The Urban Monk, a New York Times bestseller, reveals the secrets to finding an open heart, sharp mind, and grounded sense of well-being, even in the most demanding circumstances.
The Problem: Time Compression Syndrome
We’re all overcommitted and have too many things to do in too little time. We suffer from Time Compression Syndrome. This is when we’ve committed more things to a given timeline than can reasonably be done.
Time Compression Syndrome leads to stress and a strained consciousness, which bends under the weight of pressured time. It strains our soul. We’ve mastered the art of compressing so many items into our timeline that it now hurts to walk out the door.
Resting and relaxing are not acceptable in our society and are seen as a sign of laziness and weakness. Productivity is everything.
[bluebox]Your ‘later’ will always look the same if your ‘now’ is chaotic.[/bluebox]
Keys to overcoming Time Compression:
- Taking control of how we engage with time
We can slow the quality of time with our breath, with our mind, and by controlling our biorhythms. Taking time for ourselves is the most important thing we could do for our personal development and mental health. Our ability to choose wisely and spend our valuable time on our goals is the real sign of mastery.

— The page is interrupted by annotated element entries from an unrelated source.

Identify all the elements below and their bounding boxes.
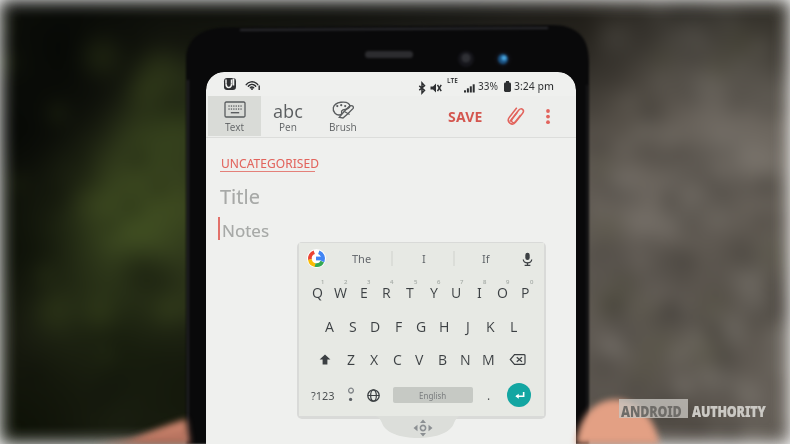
- staticText: 5: [414, 278, 418, 286]
- staticText: UNCATEGORISED: [221, 155, 319, 171]
- staticText: X: [370, 350, 379, 369]
- staticText: F: [395, 317, 403, 336]
- button[interactable]: .: [479, 380, 499, 410]
- button[interactable]: Q: [306, 277, 329, 308]
- staticText: English: [419, 390, 447, 401]
- staticText: 0: [530, 278, 534, 286]
- button[interactable]: Emoji: [341, 380, 361, 410]
- button[interactable]: More options: [534, 96, 562, 137]
- button[interactable]: I: [395, 243, 453, 274]
- staticText: W: [334, 283, 348, 302]
- staticText: abc: [273, 99, 303, 124]
- staticText: A: [325, 317, 334, 336]
- staticText: B: [438, 350, 448, 369]
- staticText: ANDROID: [621, 400, 682, 422]
- button[interactable]: G: [410, 311, 433, 342]
- button[interactable]: B: [431, 344, 454, 375]
- button[interactable]: I: [468, 277, 491, 308]
- staticText: If: [482, 251, 490, 266]
- staticText: Pen: [279, 120, 297, 134]
- staticText: AUTHORITY: [692, 400, 766, 422]
- button[interactable]: Voice input: [513, 243, 541, 274]
- staticText: Q: [312, 283, 323, 302]
- button[interactable]: F: [387, 311, 410, 342]
- staticText: H: [439, 317, 450, 336]
- staticText: D: [370, 317, 381, 336]
- staticText: I: [422, 251, 426, 266]
- staticText: J: [466, 317, 470, 336]
- button[interactable]: U: [445, 277, 468, 308]
- button[interactable]: L: [502, 311, 525, 342]
- button[interactable]: E: [352, 277, 375, 308]
- button[interactable]: A: [318, 311, 341, 342]
- staticText: 1: [321, 278, 325, 286]
- staticText: SAVE: [448, 107, 483, 126]
- staticText: R: [382, 283, 391, 302]
- button[interactable]: Shift: [313, 344, 336, 375]
- staticText: LTE: [447, 76, 458, 85]
- staticText: 33%: [478, 79, 498, 93]
- staticText: Title: [220, 183, 260, 210]
- button[interactable]: Text: [208, 96, 261, 136]
- staticText: Brush: [329, 120, 357, 134]
- staticText: M: [482, 350, 495, 369]
- staticText: C: [393, 350, 402, 369]
- button[interactable]: J: [456, 311, 479, 342]
- staticText: 6: [437, 278, 441, 286]
- button[interactable]: M: [477, 344, 500, 375]
- staticText: 8: [483, 278, 487, 286]
- button[interactable]: H: [433, 311, 456, 342]
- button[interactable]: Enter: [507, 383, 531, 407]
- staticText: G: [416, 317, 427, 336]
- staticText: L: [510, 317, 518, 336]
- button[interactable]: If: [457, 243, 515, 274]
- staticText: V: [415, 350, 424, 369]
- button[interactable]: Brush: [317, 96, 369, 136]
- staticText: 4: [390, 278, 394, 286]
- staticText: I: [477, 283, 482, 302]
- button[interactable]: C: [386, 344, 409, 375]
- staticText: N: [460, 350, 471, 369]
- button[interactable]: P: [514, 277, 537, 308]
- staticText: 2: [344, 278, 348, 286]
- staticText: 3: [367, 278, 371, 286]
- staticText: 3:24 pm: [514, 79, 555, 93]
- button[interactable]: S: [341, 311, 364, 342]
- button[interactable]: X: [363, 344, 386, 375]
- button[interactable]: Attach: [499, 96, 531, 137]
- button[interactable]: V: [408, 344, 431, 375]
- staticText: 9: [506, 278, 510, 286]
- staticText: Z: [347, 350, 356, 369]
- staticText: S: [349, 317, 357, 336]
- button[interactable]: abc: [262, 96, 314, 136]
- button[interactable]: ?123: [304, 380, 341, 410]
- button[interactable]: Z: [340, 344, 363, 375]
- button[interactable]: R: [375, 277, 398, 308]
- button[interactable]: English: [393, 387, 473, 403]
- staticText: T: [406, 283, 414, 302]
- staticText: K: [486, 317, 495, 336]
- staticText: Notes: [222, 219, 270, 242]
- button[interactable]: N: [454, 344, 477, 375]
- staticText: Text: [225, 120, 245, 134]
- staticText: 7: [460, 278, 464, 286]
- staticText: ?123: [311, 388, 335, 403]
- staticText: Y: [430, 283, 438, 302]
- button[interactable]: SAVE: [443, 96, 488, 137]
- staticText: P: [521, 283, 530, 302]
- staticText: O: [497, 283, 508, 302]
- staticText: U: [451, 283, 462, 302]
- button[interactable]: K: [479, 311, 502, 342]
- button[interactable]: The: [333, 243, 391, 274]
- button[interactable]: T: [398, 277, 421, 308]
- button[interactable]: W: [329, 277, 352, 308]
- button[interactable]: Backspace: [506, 344, 529, 375]
- staticText: .: [487, 387, 491, 403]
- staticText: The: [352, 251, 372, 266]
- button[interactable]: Y: [422, 277, 445, 308]
- button[interactable]: O: [491, 277, 514, 308]
- staticText: E: [360, 283, 368, 302]
- button[interactable]: D: [364, 311, 387, 342]
- button[interactable]: Change language: [363, 380, 384, 410]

- In the modern world, we don’t have a center, so we spin
When we learn to breathe down to our lower abdomen and calm the mind, we start to feel whole again. From this state, we can calmly examine our life and our commitments in time and ascertain where we are leaking too much energy.
- Tapping into the stillness means moving with the Universe
A critical misreading of ancient scriptures has many people trying to stop time and avoid all movement. This cannot be done. The entire Universe has moved on since you read the last sentence. Everything is moving and growing with each passing second.
The Urban Monk understands this and relaxes into a harmonic flow with the Universe.
- Mastery is in the negation
This means learning to say ‘no.’
Stop and think about it. Take a few deep breaths down to your lower abdomen and look across the timeline and see what ripples this would make into your world. Can you afford another plant in your garden, or is this going to pull the water away from things that are more important to you?
- The Urban Monk remains calm and collected
Modern science has now caught up with what the ancient masters have been saying all along. Meditation helps us be less impulsive. Functional MRI studies show increased density of the cortical neurons in the brains of people who meditate.
Who we are in time is important to get. The Universe is moving, and we are moving with it. If we fixated on a particular point in time, the entire Universe has moved on and we’re clinging to something that is no longer in that river of life. All the energy of the Universe moves with it, and that power resides in one particular point, and that is now.
- Change is the only constant in the Universe
The key to overcoming time compression is to live in the now and embrace change. When an Urban Monk notices that things do not feel right, he moves back into the now.
That is where our power lies. That is where we can tap into the vast energy currents that can flow through us, and that is where peace and wisdom reside. In the present moment, we have the clarity and insight to have agency in our lives and make better decisions. We control time and our perception of it. We establish appropriate boundaries in our life and curate the events we elect to keep on our calendars.
- Being rigid makes us fall. Being afraid of change paralyzes us
Thus the great paradox: To remain still means to move with time, to move with the Universe. Stillness is actually the state of moving with the Universe in unison.
Tapping into Universal time can be achieved by first tapping into your breath
- Sit in a comfortable position with your spine straight.
- Touch the tip of your tongue to the roof of your mouth.
- Gently start breathing in and out through your nose with your mouth closed.
- Breathe to a spot about 3 inches below your navel called the lower dantian.
- Inflate (or inhale) and deflate (or exhale) this area with each passing breath.
- On your next inhale, slowly breathe down to your lower abdomen for a count of 4, counting slowly and evenly.
- Hold your breath when full for a count of two.
- Slowly exhale for a count of 4; be fully empty by the end of it, and time it so you can do so.
- Hold your breath for a count of 2.
- Back to the inhale for 4…
Keep doing this pattern for as long as is comfortable (or desired). I recommend doing this practice for at least 10 minutes a day. Balancing the breath is key, so make sure the inhale and exhale are the same duration.